路网环境下的混合数据最近邻查询算法

张丽平; 张晓娇; 金飞虎; 李松

doi:10.13203/j.whugis20200075

摘要: 路网环境下的k最近邻查询方法在地理信息系统、智慧城市、数据挖掘、医疗营救和物流配送等领域都有着较为重要的作用，已有路网环境下的最近邻查询方法无法直接解决查询对象为点而数据对象为点和线段混合的复杂数据的近邻查询问题，为了弥补已有方法的不足，提出了路网环境下混合复杂数据的最近邻查询算法。将查询过程分为预处理、数据集约减和数据集精炼3个部分，并与3种对比算法进行对比实验，研究了测试数据对象的数量、路网规模的大小对中央处理器运行时间以及输入/输出代价的影响。结果表明，所提算法能有效地处理路网环境下混合数据的最近邻查询问题。

Abstract:

Objectives The k nearest neighbor query method under the road network environment plays an important role in geographic information system, point of interest discovery, smart city, data mining and material distribution. The existing methods mainly deal with the query problem that the query object and data object are single data type. However, in reality, the data object type of the target object set is often not single, and the query problem will become more complex. The existing nearest neighbor query methods in road network cannot directly solve the neighbor query problem in which the query object is a point and the data object includes the data mixed with points and line segments. In order to make up for the shortcomings of the existing methods, the nearest neighbor query algorithm of mixed complex data in the road network is proposed.

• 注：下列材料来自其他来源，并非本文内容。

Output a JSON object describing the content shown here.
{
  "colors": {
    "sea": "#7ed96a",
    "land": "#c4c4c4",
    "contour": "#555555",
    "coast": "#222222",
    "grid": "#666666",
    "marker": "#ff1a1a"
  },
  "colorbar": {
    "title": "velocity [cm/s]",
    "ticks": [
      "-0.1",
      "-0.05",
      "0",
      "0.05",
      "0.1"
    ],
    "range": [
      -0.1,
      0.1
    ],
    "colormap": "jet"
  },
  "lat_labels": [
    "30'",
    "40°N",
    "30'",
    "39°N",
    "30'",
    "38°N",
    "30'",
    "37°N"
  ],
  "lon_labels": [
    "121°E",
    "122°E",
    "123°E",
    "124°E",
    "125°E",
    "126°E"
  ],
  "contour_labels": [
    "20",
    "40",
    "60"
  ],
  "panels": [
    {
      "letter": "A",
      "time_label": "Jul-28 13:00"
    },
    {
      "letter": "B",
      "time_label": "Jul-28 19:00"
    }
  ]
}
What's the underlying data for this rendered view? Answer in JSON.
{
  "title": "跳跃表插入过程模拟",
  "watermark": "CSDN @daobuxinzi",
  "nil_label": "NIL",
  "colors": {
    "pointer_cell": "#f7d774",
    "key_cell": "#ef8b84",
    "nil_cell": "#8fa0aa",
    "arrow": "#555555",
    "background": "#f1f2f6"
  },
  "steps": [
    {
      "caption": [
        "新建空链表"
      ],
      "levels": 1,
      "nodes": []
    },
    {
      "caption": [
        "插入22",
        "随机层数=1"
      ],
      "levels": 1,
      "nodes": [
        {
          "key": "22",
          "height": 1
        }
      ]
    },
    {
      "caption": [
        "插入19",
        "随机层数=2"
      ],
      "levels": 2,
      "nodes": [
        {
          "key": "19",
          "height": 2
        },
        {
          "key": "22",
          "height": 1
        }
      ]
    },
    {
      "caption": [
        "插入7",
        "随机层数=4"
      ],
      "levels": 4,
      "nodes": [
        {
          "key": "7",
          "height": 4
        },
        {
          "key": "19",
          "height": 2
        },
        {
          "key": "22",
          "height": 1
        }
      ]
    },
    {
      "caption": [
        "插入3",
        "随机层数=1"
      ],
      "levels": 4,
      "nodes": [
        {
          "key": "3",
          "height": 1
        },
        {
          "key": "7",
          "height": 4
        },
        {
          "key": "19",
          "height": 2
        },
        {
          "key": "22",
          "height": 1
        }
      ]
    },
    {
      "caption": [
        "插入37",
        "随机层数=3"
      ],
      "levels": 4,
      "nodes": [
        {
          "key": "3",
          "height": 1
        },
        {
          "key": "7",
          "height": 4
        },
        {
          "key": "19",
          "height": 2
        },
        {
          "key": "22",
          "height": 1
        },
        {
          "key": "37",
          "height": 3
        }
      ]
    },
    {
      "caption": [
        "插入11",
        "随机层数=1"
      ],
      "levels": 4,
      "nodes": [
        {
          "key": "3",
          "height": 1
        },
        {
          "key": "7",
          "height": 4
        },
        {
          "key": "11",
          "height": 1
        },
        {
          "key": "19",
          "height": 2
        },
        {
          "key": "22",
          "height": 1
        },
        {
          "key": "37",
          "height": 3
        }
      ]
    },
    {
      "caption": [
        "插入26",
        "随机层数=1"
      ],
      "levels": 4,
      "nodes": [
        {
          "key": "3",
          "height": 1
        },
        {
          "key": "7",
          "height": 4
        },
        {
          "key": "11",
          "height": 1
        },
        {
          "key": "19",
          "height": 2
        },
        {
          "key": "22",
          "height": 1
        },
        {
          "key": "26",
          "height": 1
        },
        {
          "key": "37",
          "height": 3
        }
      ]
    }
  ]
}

Methods The query process is divided into three parts: Preprocessing, data set reduction and data set refining. Firstly, the data set is preprocessed, the line segments are transformed into points. A mapping relationship is formed between the intersection of line segments in the road network and line segments, and the corresponding line segments are found by querying the location of the points. The query points, data points and Hilbert values are stored using arrays. Secondly, the data object set is refined preliminarily by pruning method and shortest path theorem to reduce the number of data objects, and the data set filtering algorithm is given. Finally, the points in the data set are further pruned to calculate the shortest path network distance from the query point to the points in the candidate set. Compared with these distances, the shortest path distance can be determined, and then the nearest neighbor is accurately found.

Results Experimental results show that the proposed algorithm effectively reduces the data set and the amount of calculation in the query process, further refines the nearest neighbor candidate set and reduces the query scope and the query time. There is no need to store the distance information between all boundary nodes in the road network, so a large amount of redundant distance information is eliminated.The data points and road network data that meet the pruning conditions around the query points are pruned. Therefore, the increase of road network scale has little impact on the time cost of the algorithm.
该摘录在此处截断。